China’s Carbon Emissions 10% Lower, While Us Up 6% When Taking Carbon Balance Of Trade Into Account, Finds New Bloomberg Intelligence Analysis

Total carbon emissions of the U.S. economy could be more than 6% higher while China’s could be around 10% lower, based on a new BI study examining carbon emissions linked to imports and exports.

China, Carbon Emission, carbon balance of trade, United Nations Climate Change Conference, COP26, USA, carbon footprint, environmental economicsThe total carbon emissions of the U.S. economy should be viewed as more than 6% higher than widely believed while China’s carbon emissions could be around 10% lower, according to a new, proprietary analysis by Bloomberg Intelligence (BI).

The difference, which equates to billions of metric tons of carbon per year, comes from taking into account the carbon emissions linked to the countries’ imports and exports – a fast-emerging issue and likely one focus area at the forthcoming United Nations Climate Change Conference (COP26).

China is the world’s largest emitter in absolute terms, seen as accounting for over 30% of global carbon emissions. Yet, when carbon transfers linked to imports and exports are taken into consideration, the reduction in its carbon emissions amounts to around 3% of global emissions.

Accounting for 13% of global carbon emissions and ranking second after China, the U.S.  could be more than 6% higher when accounting for emissions from its trade balance. This would increase the country’s share of global emissions by one percentage point.

While the U.S. has an economic trade deficit, it also faces a carbon trade deficit, meaning that emissions from its imports outweigh emissions linked to its exports, adding to emissions linked to its domestic production. The analysis by Bloomberg Intelligence shows that U.S. carbon transfers added 285 million tons to its emissions of 4.5 billion tons in 2020, creating a carbon trade deficit. The U.S.’s carbon net trade balance is close to the U.K.’s total carbon emissions topping 310 million tons.

“Emissions transferred to other countries offer a more complete picture of carbon accountability associated with a nation’s climate actions. That is particularly the case when such emissions are associated with the outsourcing of manufacturing to developing countries such as China, mainly for the benefit of developed nations,” said Adeline Diab, Director of Research for ESG and Thematic Investing for EMEA and APAC at Bloomberg Intelligence.

Figure 1: 2020 Global emissions redefined, examining U.S. and China carbon balance of trade – Source: EDGAR, Bloomberg Intelligence.

While China’s carbon emissions are 11.7 billion tons, 1.1 billion tons represent China’s carbon net trade balance an amount close to 3% of global emissions. The U.S.’s carbon emissions are 4.5 billion tons, yet if we consider emissions related to its balance of trade, the U.S.’s total emissions could be up by 6.3%.

“Our analysis shows that trade could lower China’s carbon emissions by 10%. China’s carbon net trade balance equates to 1.1 billion tons, an amount comparable to Japan’s emissions, the fifth-largest emitter globally,” said Esther Tsang, ESG Analyst at Bloomberg Intelligence.

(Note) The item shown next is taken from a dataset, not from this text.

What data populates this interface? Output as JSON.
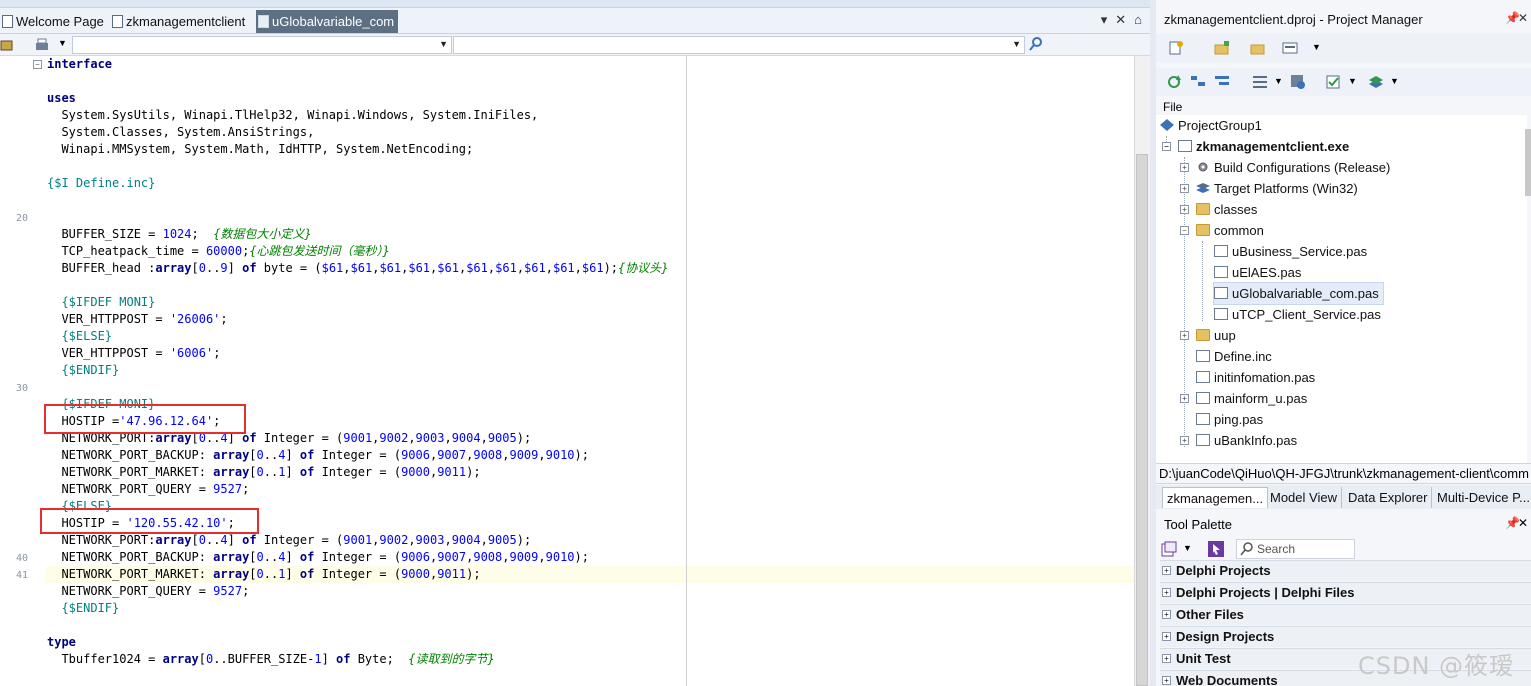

According to Bloomberg Intelligence, China not only has an economic trade surplus, but also a carbon trade surplus across all industries. As a result, the carbon footprint linked to its exports is higher than those linked to its imports.

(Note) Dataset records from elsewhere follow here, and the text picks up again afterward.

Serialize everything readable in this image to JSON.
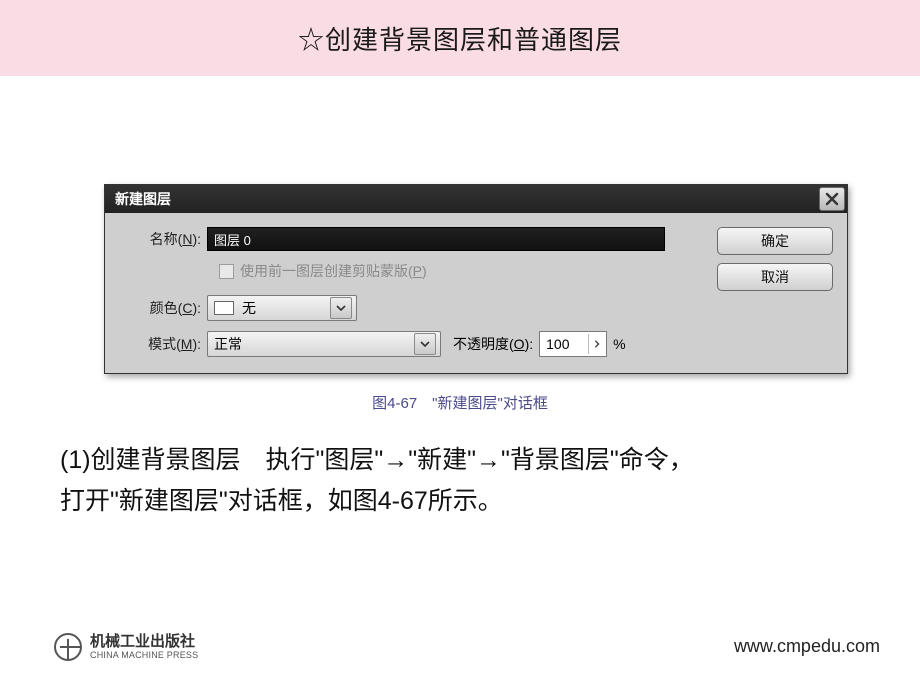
{
  "header": {
    "title": "☆创建背景图层和普通图层"
  },
  "dialog": {
    "title": "新建图层",
    "name_label_pre": "名称(",
    "name_hotkey": "N",
    "name_label_post": "):",
    "name_value": "图层 0",
    "clip_checkbox_label_pre": "使用前一图层创建剪贴蒙版(",
    "clip_hotkey": "P",
    "clip_checkbox_label_post": ")",
    "color_label_pre": "颜色(",
    "color_hotkey": "C",
    "color_label_post": "):",
    "color_value": "无",
    "mode_label_pre": "模式(",
    "mode_hotkey": "M",
    "mode_label_post": "):",
    "mode_value": "正常",
    "opacity_label_pre": "不透明度(",
    "opacity_hotkey": "O",
    "opacity_label_post": "):",
    "opacity_value": "100",
    "opacity_unit": "%",
    "ok_label": "确定",
    "cancel_label": "取消"
  },
  "caption": "图4-67　\"新建图层\"对话框",
  "body": {
    "line1": "(1)创建背景图层　执行\"图层\"→\"新建\"→\"背景图层\"命令，",
    "line2": "打开\"新建图层\"对话框，如图4-67所示。"
  },
  "footer": {
    "publisher_cn": "机械工业出版社",
    "publisher_en": "CHINA MACHINE PRESS",
    "url": "www.cmpedu.com"
  }
}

China hit 11.7 billion tons of emissions in 2020, of which 880 million were imported and 2 billion exported. Emissions are driven by high-carbon-intensive sectors, including the construction materials sector which accounted for 15% of China net exports last year. It is one of the sectors that may be affected by carbon border tax risk.

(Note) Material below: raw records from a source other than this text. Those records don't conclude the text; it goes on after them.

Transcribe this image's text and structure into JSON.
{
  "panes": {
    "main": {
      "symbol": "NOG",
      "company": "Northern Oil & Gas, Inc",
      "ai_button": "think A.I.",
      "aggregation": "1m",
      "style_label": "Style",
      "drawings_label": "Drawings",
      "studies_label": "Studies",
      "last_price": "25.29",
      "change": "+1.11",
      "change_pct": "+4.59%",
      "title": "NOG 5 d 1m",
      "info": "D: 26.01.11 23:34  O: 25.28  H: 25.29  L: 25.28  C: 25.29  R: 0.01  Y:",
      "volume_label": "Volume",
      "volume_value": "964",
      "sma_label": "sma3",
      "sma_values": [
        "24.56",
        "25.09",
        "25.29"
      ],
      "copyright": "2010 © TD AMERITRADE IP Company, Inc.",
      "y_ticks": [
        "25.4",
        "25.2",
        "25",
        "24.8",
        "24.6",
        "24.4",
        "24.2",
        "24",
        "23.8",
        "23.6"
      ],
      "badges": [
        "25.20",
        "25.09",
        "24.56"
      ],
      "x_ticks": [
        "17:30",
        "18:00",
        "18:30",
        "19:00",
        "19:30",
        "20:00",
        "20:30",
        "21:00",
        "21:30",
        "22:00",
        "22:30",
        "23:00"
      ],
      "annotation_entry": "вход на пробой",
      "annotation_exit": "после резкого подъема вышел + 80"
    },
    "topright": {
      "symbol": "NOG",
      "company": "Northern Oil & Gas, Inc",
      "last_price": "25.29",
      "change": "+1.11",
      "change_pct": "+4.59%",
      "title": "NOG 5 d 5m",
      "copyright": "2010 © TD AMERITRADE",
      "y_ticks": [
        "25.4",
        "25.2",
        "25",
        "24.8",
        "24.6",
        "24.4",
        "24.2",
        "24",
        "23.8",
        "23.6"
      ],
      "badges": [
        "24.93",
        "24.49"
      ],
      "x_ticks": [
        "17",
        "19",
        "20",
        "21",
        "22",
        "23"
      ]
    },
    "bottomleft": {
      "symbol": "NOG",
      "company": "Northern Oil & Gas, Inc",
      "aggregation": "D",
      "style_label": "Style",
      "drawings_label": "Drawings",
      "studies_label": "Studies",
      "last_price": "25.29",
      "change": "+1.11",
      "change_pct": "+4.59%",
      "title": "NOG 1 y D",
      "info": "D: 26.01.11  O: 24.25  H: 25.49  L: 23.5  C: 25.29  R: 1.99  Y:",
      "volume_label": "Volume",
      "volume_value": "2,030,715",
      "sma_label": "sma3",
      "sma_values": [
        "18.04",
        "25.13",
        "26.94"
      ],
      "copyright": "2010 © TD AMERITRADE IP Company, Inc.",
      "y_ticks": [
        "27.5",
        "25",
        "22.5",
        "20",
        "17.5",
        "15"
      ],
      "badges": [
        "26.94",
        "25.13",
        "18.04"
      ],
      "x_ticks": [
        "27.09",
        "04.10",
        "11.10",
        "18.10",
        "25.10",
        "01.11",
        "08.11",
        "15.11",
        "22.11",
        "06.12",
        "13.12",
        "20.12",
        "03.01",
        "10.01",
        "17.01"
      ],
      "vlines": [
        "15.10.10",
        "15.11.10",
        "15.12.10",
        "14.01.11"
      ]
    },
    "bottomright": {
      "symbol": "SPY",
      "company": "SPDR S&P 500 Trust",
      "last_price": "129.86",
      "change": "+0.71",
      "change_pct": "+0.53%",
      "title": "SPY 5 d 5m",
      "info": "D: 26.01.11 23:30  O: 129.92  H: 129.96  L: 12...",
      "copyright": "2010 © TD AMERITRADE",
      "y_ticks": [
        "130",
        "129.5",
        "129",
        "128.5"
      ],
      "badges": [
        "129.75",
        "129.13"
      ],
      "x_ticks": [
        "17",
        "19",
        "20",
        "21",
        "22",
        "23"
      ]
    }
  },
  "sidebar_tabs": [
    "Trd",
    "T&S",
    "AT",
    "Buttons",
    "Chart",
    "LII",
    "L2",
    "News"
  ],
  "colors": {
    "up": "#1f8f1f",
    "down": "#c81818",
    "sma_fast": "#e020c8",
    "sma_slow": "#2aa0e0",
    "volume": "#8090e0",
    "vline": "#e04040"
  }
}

In contrast, the tech hardware and semiconductor sector, China’s biggest share of exports by value, is a sector with a lower carbon footprint. Therefore, the sector’s contribution to China’s carbon trade surplus is, for instance, much smaller.

Diab concluded: “As COP26 nears and carbon border tax talks emerge, the accountability of carbon emissions may be redefined beyond domestic emissions.”

Bloomberg Intelligence calculates scope 1 and 2 carbon emissions from trade using import and export data from China’s General Administration of Customs and the U.S. Census Bureau – both available on the Terminal. We classify this data according to the Bloomberg Industries Classification System (BICS) Level 3. The export data is multiplied with the industry average carbon emissions per sales of Chinese companies based on the 4,000 listed companies classified under China Securities Regulatory Commission with the latter’s estimated carbon emissions totaling 4.5 billion tons, which is almost 40% of the country’s total emissions. The export data for the U.S. is based on the average industry carbon emissions per sales of the Russell 1000.

The import data follows the same logic but is based on the MSCI World and Emerging Market Index in order to reflect the diversity of the global economies carbon footprint. The import data footprint may be underestimated. BI trims for outliers in each index by a factor of 5%.